Hal inilah yang kemudian menelanjangi keberadaan sistem pendidikan pada perguruan tinggi di Indonesia,
bahwa pendidikan adalah komoditi bagi kapitalisme, menjadikan perguruan tinggi sebagai badan usaha yang
menghasilkan modal dan menjadi alat pemilik modal untuk mencetak tenaga-tenaga kerja terampil yang
sesuai dengan standar kapitalisme. Pendidikan direduksi tidak lagi berdasarkan minat tetapi didasarkan atas
kebutuhan sistem kapitalisme. Matakuliah yang ada dipecah-pecah dan direduksi proses ilmiahnya menjadi
lebih pragmatis, dan jelas yang tak sesuai dengan kepentingan pemilik modal akan dibuang dan disampaikan
dalam potongan-potongan ilmu yang dinamakan Satuan Kredit Semester (SKS). Terjadi pula pemangkasan
masa studi menjadi lebih singkat guna menjamin pasokan tenaga kerja terdidik cepat untuk disalurkan
kepada pemilik modal. Mekanisme pasar kemudian berlaku dalam pasar tenaga kerja. Apabila kemudian
jumlah tenaga kerja yang tersedia membludak dan melebihi kemampuan serap, maka daya tawar pemilik
modal meningkat dan melemahkan posisi tawar calon-calon pekerja yang baru lulus tersebut. Daripada
menjadi pengangguran, mau tak mau mereka kemudian menerima saja bekerja dengan gaji rendah atau
standar kerja yang minim.

Dengan terbatasnya anggaran untuk pendidikan yang diberikan oleh pemerintah kepada lembaga pendidikan
(dasar, menengah ataupun tinggi) telah membuka kesempatan bagi lembaga pendidikan untuk mengutip
uang dari peserta didik, selain itu lembaga pendidikan (terutama perguruan tinggi) kemudian berlomba-
lomba untuk menjaring peserta didik sebanyak-banyaknya dengan berbagai jenis jalur masuk serta kutipan
uang masuk yang berbeda-beda yang mencapai puluhan hingga ratusan juta rupiah.
VII. Legislasi Produk Neokolim Dalam Pendidikan Nasional: Dari UU BHP Ke RUU Perguruan Tinggi!

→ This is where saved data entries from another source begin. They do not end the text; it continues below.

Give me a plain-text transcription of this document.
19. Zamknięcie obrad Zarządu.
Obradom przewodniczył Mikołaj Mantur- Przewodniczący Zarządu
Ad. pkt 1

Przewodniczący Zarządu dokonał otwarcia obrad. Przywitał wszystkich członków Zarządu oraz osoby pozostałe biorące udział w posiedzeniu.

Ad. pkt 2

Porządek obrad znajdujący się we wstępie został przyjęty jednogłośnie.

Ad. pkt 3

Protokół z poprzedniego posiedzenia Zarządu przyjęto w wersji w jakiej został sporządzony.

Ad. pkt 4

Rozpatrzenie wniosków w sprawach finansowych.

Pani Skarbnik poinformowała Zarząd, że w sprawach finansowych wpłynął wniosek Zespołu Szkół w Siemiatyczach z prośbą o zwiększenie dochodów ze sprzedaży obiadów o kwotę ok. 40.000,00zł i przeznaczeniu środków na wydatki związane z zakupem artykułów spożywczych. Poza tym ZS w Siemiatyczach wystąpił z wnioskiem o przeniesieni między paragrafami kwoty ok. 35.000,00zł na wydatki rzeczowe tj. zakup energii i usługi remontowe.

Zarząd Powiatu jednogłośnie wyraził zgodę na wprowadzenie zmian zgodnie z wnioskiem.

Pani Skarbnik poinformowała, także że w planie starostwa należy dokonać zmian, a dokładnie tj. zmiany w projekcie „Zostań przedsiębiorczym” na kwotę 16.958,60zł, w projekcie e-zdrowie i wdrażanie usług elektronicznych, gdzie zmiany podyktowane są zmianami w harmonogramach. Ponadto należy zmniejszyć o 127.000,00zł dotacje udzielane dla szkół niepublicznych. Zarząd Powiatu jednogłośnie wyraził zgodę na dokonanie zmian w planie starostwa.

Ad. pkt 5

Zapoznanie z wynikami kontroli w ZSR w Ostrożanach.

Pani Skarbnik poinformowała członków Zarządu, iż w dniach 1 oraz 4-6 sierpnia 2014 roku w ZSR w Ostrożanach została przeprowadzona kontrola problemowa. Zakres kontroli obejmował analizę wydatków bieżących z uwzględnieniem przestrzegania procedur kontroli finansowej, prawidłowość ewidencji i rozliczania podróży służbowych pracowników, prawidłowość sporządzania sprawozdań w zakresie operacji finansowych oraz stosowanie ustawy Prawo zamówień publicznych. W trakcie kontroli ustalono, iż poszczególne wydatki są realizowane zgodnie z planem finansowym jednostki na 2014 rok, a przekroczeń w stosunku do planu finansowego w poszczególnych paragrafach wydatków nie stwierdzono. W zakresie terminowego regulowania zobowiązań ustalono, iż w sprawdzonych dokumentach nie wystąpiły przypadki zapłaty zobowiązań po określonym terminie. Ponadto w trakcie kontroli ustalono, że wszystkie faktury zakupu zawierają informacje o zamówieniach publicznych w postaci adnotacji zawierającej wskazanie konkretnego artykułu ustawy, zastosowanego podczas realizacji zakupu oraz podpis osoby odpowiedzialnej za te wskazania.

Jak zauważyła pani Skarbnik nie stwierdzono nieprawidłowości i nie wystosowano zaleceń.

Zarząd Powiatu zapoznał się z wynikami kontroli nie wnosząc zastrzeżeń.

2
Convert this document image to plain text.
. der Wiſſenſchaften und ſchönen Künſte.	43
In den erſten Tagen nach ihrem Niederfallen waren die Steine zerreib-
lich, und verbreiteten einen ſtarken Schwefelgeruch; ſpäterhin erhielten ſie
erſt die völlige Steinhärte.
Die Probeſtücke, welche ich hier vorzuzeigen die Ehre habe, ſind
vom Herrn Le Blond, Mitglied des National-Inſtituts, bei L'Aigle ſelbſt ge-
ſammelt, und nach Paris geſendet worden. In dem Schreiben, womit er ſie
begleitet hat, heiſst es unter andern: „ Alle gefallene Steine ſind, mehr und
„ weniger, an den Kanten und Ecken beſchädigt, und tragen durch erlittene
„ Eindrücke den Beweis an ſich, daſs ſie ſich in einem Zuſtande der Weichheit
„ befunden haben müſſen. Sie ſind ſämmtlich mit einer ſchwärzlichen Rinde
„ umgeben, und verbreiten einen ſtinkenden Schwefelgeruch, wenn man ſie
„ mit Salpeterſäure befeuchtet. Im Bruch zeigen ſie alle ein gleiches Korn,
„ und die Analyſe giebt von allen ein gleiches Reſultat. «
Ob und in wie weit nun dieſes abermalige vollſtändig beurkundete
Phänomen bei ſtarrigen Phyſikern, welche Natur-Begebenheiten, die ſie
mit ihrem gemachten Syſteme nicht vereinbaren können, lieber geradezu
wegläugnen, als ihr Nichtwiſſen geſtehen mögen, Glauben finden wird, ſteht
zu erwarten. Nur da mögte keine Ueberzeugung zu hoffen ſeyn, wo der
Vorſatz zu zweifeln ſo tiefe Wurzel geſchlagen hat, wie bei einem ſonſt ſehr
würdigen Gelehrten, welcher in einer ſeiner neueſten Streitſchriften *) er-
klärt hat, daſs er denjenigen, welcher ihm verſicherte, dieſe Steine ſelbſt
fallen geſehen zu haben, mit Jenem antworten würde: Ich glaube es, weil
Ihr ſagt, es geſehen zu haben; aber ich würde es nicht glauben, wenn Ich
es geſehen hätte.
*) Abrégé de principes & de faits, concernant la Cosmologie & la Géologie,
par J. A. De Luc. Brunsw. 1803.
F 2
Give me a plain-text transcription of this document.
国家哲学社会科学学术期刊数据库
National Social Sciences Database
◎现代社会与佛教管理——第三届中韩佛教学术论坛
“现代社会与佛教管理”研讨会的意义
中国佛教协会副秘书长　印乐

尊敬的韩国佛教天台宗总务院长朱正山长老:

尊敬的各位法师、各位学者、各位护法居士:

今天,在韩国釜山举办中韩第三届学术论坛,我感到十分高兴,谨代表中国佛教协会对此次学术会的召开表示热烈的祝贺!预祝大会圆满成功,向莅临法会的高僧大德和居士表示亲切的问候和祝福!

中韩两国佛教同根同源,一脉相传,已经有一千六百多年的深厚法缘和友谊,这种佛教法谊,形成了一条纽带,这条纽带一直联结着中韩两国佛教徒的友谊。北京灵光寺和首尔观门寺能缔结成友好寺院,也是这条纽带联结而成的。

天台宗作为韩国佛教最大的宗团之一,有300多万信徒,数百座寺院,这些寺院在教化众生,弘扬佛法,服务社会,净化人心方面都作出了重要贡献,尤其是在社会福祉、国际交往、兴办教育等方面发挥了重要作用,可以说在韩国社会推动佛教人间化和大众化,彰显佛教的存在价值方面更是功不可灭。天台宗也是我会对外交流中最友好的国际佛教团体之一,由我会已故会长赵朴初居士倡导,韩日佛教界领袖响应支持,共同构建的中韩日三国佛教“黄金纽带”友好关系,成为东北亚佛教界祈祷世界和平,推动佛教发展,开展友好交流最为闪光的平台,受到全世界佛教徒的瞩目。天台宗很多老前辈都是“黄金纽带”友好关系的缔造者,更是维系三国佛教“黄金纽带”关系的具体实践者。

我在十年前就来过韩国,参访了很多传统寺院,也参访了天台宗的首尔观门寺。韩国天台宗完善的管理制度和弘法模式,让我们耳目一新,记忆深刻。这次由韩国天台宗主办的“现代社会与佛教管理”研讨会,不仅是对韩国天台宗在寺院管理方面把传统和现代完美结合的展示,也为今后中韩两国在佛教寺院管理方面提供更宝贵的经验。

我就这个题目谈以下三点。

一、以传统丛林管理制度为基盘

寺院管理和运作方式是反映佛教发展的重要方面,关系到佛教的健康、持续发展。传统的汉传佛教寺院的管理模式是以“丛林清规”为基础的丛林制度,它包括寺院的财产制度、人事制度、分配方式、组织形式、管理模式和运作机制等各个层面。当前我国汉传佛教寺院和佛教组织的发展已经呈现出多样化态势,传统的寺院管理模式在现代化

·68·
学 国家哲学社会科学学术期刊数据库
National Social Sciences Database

Materi Pendidikan Dasar Liga Mahasiswa Nasional untuk Demokrasi Page 9


Masih hangat, saat pencabutan Undang-Undang No. 9 Tahun 2009 tentang Badan Hukum Pendidikan (BHP)
pada tanggal 30 Maret 2010 oleh Mahkamah konstitusi (MK) karena desakan dari berbagai kalangan secara
intensif mulai dari jalur Hukum (Yudisial Review) hingga dengan jalan yang lebih maju dengan berbagai aksi
protes diberbagai daerah, juga karena UU tersebut bertentangn dengan Undang-Undang Dasar 1945 (UUD
1945). Pada kenyataannya, Pencabutan UU Tersebut sama sekali tidak merubah kenyataan penyelenggaraan
pendidikan menjadi lebih demokratis untuk dapat diakses secara luas dan terbuka bagi seluruh Rakyat,
bahkan PP No. 17 tahun 2010 sebagai pengganti UU BHP tersebut secara esensial tidak jauh berbeda dengan
UU BHP yaitu kebijakan yang mengatur sistem pendidikan yang menekankan pada otonomi kampus,
sehingga praktek komersialisasi didunia pendidikan tetap dapat dijalankan. Meskipun UU BHP telah dicabut
pada awal tahun 2010 lalu, dalam prakteknya tidak sama sekali mengubah esensi liberalisasi dan
komersialisasi pendidikan, hingga saat ini penyelenggaraan pendidikan masih sangat menekankan sistem
otonomi baik dalam pembiayaan maupun sistem pengelolaan lainnya serta anggaran dan subsidi dari
pemerintah untuk sektor Pendidikan masih menunjukkan angka yang sangat rendah.
Namun masih saja kekuatan kapitalis di negeri ini berusaha untuk terus-menerus menjadikan pendidikan
Indonesia sebagai alat akumulasi modal, RUU Perguruan Tinggi merupakan bukti nyata upaya dari
kepentingan imperialis asing untuk semakin menghacurkan tatanan pendidikan nasional. Tampak jelas
cengkraman ekonomi liberal dalam kehidupan rakyat Indonesia, hal ini dapat ditemukan dari keberadaan
produk legislasi Neokolim tersebut; dimana sebelumnya produk itu adalah UU BHP (dicabut MK 30 Maret
2010) kini akan ditukar dengan produk legislasi RUU Perguruan Tinggi.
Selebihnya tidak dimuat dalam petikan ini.